I hear him leading his horse out of the stall;
I hear the clatter on the barn-floor.
He is in haste; he has business in Cuba,
business in the Balkans, many calls to make this morning.
But I will not hold the bridle
while he clinches the girth.
And he may mount by himself:
I will not give him a leg up.
Though he flick my shoulders with his whip,
I will not tell him which way the fox ran.
With his hoof on my breast, I will not tell him where
the black boy hides in the swamp.
I shall die, but that is all that I shall do for Death;
I am not on his pay-roll.
I will not tell him the whereabouts of my friends
nor of my enemies either.
Though he promise me much,
I will not map him the route to any man’s door.

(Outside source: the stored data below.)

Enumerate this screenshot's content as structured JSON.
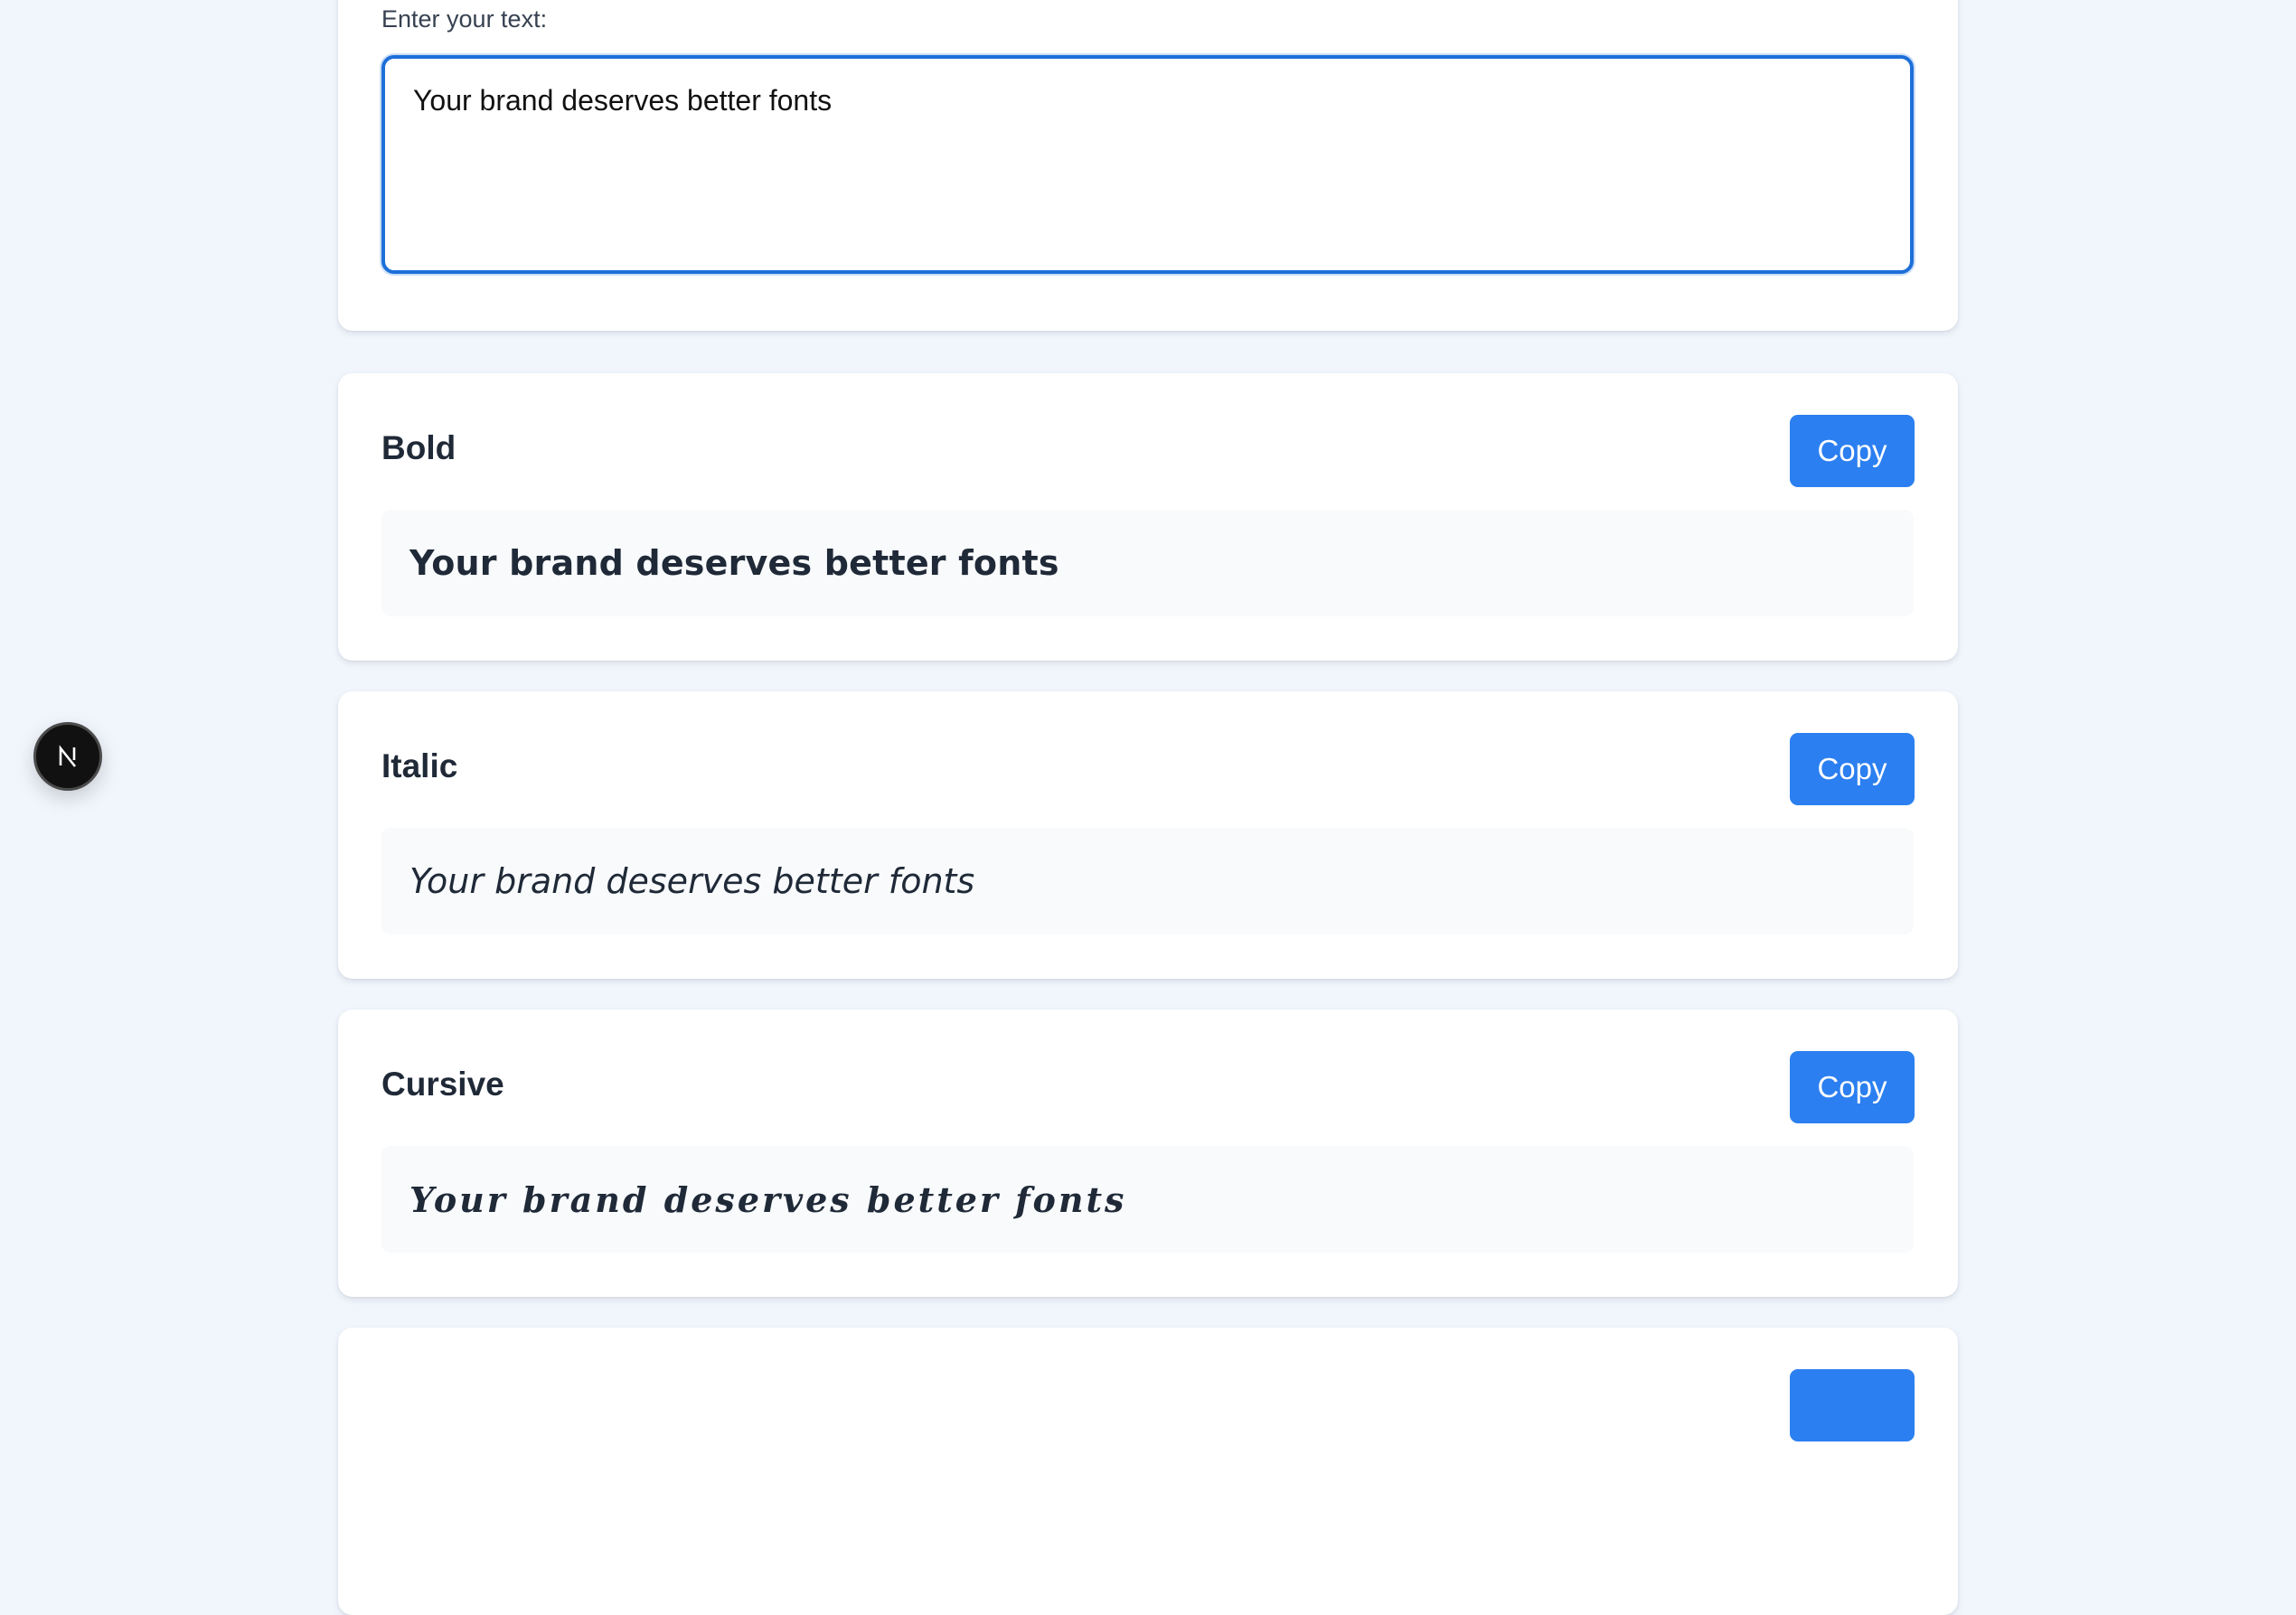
{
  "input": {
    "label": "Enter your text:",
    "value": "Your brand deserves better fonts"
  },
  "styles": [
    {
      "title": "Bold",
      "copy_label": "Copy",
      "preview": "Your brand deserves better fonts"
    },
    {
      "title": "Italic",
      "copy_label": "Copy",
      "preview": "Your brand deserves better fonts"
    },
    {
      "title": "Cursive",
      "copy_label": "Copy",
      "preview": "Your brand deserves better fonts"
    }
  ],
  "badge": {
    "icon": "nextjs-logo-icon"
  },
  "colors": {
    "accent": "#2b7ff0",
    "focus_border": "#1d6fd8",
    "background": "#f1f6fd",
    "card": "#ffffff",
    "preview_bg": "#f8fafc",
    "text": "#1f2937"
  }
}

Am I a spy in the land of the living,
that I should deliver men to Death?
Brother, the password and the plans of our city
are safe with me; never through me
Shall you be overcome.
I love Millay’s refrain—the idea that fighting in a war is a kind of alliance with Death, a willingness to serve Death’s purposes is compelling. I want to say (since I know some of you will think it) that Millay oversimplifies an issue here, but I think she does so in order to explore it. Pacifism has a noble tradition in this country (and around the world), and I’m not convinced people should dismiss it as “unrealistic” as often as they do. Of course you’ll raise Hitler as your counter-example. I don’t know what Millay or I would say to that (I don’t know when this poem is written, but suspect it predates WWII). But if men like Gandhi and Dr. King believed that only non-violent action could bring change to the world….well, I think pacifism has some wise folks on its side, and I’d like to let myself think about it. And surely the simplest argument for it is that refrain—that I am content to die, myself, but that I will do no more than that for Death.
And Millay makes Death so fully personified that it gets to me quickly. The image of cinching a saddle on Death’s skeletal horse, because he has business in some dark corner of the world, is chilling. I don’t want to be complicit in that violence even if I will not see it. The second stanza’s rejection of cooperation even under duress grabs me too: the image of the horse about to crush the breath out of me, like some echo of Giles Corey, and yet refusing to give up a single life to Death beyond my own. But really it’s the third stanza that soars—the refusal to give Death the map even to my enemy’s door is nothing if not reminiscent of the Sermon on the Mount. Say what you will about “just war theory” (and I’ve read a bit about it), it’s hard for me to really reconcile being a soldier with the Gospel of Matthew. I’m not saying I doubt the sincerity of the faith and ethical quality of those who serve, since I truly don’t—this is an incredibly difficult question, and I’m not interested in judging anyone else’s moral judgments. I just can’t personally put much distance between what Millay is saying, and “if a man strikes you on one cheek, turn to him the other also”. There’s a reason that, as much as I admire the bravery and self-sacrificial dedication of those who fight, I am not sure I could join them, even in a “righteous cause”.
Maybe it all comes down for me to Millay’s question. Am I a spy in the land of the living, that I should deliver men to Death? Why am I here, after all, and what does it mean to share life–the state of being present here as I am–with every other human on the globe? Millay suggests that, among other things, it means not betraying that brotherhood under any circumstance. And again, I find this really powerful and compelling.
I’m being intentionally a little controversial here—sorry if it riles you up. I knew when I saw this poem this week that I’d talk about it today, and that plenty of people wouldn’t like what I had to say. But I decided I shouldn’t hide my honest reactions. This poem makes me think in certain ways. I went off and read a little about Gandhi’s last interview (well worth looking for, if you can find it!). I thought about the hard cases—about what I would do in a Nazi Germany scenario. Poems should make us think this way. They should ask us to challenge our assumptions and our beliefs, to test who we are and find whatever it is that we find. If the Gettysburg Address can inspire us by making our hearts soar with gratitude to the men who died there that others might be free (and it does inspire me, and that’s part of what I have to grapple with), then I think we need to let poems like this work on us also. There are great truths and trivial truths, as Niels Bohr once said….and I think the truth about war and peace, about bravery in battle and bravery in conscientious objection, is a great truth. One day I hope to arrive at it. Have a peaceful weekend.